According to the second aspect of the present invention, the evaporative fuel adsorbed in the canister can be easily purged by heating the evaporative fuel adsorbent in the canister by the heater.

[Brief description of the drawings]

FIG. 1 is an overall configuration diagram showing a configuration of an evaporative fuel emission prevention device for an internal combustion engine according to an embodiment of the present invention.

FIG. 2 is a flowchart of a program of an evaporative fuel emission prevention control process by the evaporative fuel emission prevention device according to the embodiment.

FIG. 3 is a flowchart of a program for calculating a target duty ratio DRO of a control valve 30 in step S14 of FIG. 2;

[Explanation of symbols]

 Reference Signs List 1 internal combustion engine 2 intake pipe 3 throttle 5 ECU (control means) 9 fuel tank 10 filler port 11 filler cap 13 intake pipe absolute pressure sensor 15 tank internal pressure sensor 16 fuel temperature sensor 17 rotation speed sensor 30 tank pressure control valve 31 charge passage 32 Purge passage 33 canister 36 solenoid valve 38 vent shut valve (open / close valve) 40 heater

──────────────────────────────────────────────────の Continued on the front page (51) Int.Cl. ⁶ Identification code FI F02M 37/00 301 B60K 15/02 L

Claims (2)

[Claims] 1. A canister connected to a fuel tank,
A purge passage connecting the canister to an intake system of the internal combustion engine; a control valve provided in the purge passage for opening and closing the purge passage; and an on-off valve provided in an atmosphere passage for opening the canister to the atmosphere.
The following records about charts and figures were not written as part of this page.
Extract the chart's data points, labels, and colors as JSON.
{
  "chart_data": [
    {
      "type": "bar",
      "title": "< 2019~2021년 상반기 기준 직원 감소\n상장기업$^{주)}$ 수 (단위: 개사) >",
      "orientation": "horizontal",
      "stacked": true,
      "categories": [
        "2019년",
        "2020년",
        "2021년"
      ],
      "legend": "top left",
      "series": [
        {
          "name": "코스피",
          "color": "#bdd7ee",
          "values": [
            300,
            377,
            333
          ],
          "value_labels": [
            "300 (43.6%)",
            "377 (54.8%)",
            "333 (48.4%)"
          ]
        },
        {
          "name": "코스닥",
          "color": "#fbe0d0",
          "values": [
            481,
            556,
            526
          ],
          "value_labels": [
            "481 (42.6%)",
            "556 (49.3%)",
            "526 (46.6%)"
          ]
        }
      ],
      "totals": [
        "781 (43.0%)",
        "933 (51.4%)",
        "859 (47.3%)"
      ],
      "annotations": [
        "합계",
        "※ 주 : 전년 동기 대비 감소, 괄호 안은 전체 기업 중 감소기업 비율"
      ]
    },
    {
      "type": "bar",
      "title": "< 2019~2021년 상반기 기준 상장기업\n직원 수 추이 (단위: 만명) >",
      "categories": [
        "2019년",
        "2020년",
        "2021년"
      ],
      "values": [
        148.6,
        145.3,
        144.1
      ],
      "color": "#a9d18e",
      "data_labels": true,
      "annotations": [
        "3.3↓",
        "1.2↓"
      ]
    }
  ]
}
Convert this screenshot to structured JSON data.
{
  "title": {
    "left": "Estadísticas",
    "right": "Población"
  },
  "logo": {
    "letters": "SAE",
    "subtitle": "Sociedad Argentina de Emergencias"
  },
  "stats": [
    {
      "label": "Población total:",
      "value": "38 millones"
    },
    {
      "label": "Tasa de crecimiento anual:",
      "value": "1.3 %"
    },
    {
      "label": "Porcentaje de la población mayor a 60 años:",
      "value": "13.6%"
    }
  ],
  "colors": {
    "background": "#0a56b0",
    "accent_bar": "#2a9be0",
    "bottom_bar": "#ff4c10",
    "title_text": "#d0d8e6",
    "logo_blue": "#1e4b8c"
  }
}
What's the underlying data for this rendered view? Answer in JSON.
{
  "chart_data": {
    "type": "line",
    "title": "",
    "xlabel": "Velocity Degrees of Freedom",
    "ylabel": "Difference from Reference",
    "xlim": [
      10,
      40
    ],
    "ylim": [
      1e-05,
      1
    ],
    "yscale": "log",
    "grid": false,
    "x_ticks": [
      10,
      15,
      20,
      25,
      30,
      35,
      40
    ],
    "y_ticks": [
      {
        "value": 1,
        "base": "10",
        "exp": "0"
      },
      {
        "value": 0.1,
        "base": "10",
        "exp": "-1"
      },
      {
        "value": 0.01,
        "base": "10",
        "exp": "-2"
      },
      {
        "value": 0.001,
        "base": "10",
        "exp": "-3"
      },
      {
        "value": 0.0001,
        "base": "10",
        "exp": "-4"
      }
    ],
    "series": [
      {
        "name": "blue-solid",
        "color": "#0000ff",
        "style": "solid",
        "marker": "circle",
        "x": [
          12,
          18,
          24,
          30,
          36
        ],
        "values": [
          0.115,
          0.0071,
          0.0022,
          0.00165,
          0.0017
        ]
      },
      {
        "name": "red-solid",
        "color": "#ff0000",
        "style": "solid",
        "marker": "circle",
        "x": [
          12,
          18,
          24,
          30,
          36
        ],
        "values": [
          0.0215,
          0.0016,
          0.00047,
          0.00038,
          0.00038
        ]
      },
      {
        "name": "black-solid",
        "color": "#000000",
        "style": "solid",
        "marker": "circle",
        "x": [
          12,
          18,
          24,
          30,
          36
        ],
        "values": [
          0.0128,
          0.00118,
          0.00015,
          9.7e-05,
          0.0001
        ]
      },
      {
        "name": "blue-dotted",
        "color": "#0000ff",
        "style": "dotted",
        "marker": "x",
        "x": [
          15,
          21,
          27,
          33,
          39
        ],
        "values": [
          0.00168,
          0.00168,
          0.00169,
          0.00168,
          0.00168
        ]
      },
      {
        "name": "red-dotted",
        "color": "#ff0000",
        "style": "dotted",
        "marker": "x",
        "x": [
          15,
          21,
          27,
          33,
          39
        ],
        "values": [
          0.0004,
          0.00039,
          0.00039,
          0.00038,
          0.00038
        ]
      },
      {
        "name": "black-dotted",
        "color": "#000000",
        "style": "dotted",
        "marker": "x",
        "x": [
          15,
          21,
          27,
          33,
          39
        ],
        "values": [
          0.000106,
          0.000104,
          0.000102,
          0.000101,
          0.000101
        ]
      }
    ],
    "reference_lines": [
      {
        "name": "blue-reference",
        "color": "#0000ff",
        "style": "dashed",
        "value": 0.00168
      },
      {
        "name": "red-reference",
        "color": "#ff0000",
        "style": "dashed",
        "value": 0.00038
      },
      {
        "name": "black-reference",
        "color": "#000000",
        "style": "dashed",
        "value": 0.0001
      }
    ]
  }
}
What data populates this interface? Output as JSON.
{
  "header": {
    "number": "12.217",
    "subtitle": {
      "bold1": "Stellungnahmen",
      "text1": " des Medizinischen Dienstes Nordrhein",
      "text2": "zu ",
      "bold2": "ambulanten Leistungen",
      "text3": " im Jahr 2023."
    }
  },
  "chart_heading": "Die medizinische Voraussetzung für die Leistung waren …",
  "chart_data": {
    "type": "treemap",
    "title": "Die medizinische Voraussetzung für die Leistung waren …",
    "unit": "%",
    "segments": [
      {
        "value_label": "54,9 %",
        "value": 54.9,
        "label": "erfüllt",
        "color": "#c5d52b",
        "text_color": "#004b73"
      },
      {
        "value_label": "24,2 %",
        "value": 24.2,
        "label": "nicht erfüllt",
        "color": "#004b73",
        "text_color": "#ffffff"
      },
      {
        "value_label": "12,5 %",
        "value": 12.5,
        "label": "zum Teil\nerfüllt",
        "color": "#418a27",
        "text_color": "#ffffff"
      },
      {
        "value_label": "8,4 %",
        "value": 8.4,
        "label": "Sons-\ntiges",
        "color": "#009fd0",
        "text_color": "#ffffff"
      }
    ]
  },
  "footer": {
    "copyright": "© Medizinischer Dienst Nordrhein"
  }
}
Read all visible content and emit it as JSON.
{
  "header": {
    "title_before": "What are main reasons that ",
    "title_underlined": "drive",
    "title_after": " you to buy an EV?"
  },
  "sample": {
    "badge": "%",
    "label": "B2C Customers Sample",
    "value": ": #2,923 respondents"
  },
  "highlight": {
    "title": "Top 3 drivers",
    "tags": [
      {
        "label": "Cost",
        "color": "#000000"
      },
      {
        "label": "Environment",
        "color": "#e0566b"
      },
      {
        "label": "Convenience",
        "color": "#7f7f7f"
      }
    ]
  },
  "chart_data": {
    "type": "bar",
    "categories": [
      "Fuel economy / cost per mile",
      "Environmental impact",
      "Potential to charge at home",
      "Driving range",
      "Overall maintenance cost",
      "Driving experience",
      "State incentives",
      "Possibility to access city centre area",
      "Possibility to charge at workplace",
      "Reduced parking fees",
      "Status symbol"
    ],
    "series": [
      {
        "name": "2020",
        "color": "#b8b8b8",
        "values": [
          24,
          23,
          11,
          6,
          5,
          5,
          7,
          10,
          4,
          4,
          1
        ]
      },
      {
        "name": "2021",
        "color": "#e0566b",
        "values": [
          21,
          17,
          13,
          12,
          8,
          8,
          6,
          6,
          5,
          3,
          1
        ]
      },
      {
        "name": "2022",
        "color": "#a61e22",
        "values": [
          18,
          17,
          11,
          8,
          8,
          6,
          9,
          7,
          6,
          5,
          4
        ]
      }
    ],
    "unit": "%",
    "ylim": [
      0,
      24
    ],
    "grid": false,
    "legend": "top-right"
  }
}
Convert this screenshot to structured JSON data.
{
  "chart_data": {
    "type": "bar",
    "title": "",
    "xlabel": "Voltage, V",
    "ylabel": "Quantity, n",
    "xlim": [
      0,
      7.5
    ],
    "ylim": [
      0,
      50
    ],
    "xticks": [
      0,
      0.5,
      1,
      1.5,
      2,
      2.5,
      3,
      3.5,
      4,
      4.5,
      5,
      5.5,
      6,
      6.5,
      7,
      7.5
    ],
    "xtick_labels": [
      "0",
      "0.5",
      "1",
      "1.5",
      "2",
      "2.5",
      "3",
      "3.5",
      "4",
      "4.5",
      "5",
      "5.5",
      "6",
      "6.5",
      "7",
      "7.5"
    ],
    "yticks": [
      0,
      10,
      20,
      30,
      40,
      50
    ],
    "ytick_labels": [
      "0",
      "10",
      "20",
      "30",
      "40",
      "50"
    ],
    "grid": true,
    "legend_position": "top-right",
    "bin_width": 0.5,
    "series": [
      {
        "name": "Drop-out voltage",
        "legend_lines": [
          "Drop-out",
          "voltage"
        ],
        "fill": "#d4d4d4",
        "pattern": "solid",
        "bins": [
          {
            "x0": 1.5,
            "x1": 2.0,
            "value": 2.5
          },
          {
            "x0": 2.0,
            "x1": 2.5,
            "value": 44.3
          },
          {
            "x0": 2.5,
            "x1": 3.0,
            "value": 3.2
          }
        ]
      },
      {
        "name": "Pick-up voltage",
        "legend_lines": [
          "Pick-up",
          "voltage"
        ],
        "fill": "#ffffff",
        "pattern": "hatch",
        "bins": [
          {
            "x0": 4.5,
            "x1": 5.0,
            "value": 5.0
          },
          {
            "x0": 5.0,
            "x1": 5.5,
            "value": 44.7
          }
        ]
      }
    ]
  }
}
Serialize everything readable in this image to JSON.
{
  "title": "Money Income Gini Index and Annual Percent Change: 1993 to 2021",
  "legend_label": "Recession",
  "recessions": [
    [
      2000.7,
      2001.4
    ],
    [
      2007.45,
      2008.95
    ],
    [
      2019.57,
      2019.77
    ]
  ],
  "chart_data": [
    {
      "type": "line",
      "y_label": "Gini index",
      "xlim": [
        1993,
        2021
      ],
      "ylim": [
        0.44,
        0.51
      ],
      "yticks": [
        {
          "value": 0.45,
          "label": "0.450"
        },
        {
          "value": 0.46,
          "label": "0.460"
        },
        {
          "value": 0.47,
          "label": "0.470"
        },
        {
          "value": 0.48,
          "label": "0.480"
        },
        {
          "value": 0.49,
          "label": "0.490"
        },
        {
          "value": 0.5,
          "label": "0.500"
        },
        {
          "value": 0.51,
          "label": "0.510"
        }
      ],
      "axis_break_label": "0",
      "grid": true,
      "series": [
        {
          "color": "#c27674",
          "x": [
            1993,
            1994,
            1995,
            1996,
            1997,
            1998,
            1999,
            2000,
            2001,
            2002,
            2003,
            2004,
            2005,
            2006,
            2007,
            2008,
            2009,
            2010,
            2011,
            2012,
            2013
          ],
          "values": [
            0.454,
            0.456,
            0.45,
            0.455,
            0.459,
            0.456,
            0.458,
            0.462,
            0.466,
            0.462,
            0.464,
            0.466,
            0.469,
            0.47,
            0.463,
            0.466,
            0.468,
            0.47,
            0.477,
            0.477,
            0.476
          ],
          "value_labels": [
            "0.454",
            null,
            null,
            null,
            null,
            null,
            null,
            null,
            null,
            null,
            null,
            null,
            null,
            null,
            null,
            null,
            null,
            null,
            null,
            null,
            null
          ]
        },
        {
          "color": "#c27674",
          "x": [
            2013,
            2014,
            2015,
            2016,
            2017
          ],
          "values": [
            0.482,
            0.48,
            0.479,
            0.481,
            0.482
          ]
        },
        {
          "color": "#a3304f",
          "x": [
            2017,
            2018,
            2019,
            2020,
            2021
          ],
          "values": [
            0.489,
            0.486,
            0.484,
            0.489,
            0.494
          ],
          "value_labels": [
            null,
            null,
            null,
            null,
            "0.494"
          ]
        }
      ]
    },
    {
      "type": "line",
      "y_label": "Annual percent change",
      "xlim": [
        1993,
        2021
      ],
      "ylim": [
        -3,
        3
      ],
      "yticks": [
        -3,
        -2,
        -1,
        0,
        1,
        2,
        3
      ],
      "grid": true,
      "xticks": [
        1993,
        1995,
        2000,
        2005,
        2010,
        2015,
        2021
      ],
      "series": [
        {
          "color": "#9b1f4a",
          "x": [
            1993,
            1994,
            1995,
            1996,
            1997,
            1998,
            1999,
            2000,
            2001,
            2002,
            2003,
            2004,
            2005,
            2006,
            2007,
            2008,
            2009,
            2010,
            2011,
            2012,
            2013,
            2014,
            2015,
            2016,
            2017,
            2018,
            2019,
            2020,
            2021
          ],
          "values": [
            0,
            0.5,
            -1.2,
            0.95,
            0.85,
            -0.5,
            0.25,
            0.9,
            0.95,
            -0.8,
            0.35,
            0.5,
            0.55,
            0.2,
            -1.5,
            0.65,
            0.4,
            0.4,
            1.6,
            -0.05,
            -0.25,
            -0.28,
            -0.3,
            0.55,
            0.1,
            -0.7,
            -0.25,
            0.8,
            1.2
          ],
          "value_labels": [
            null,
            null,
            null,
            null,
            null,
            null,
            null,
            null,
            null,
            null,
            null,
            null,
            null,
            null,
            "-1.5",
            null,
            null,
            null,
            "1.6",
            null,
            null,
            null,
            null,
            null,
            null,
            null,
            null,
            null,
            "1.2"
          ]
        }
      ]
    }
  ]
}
In the evaporative fuel release prevention device for an internal combustion engine, when the internal combustion engine is operating, the control unit controls the opening degree of the control valve so that the on-off valve is closed and the internal pressure of the fuel tank becomes a negative pressure. An evaporative fuel emission prevention device for an internal combustion engine, comprising: 2. The apparatus according to claim 1, wherein the canister includes a heater for heating the fuel vapor adsorbent in the canister.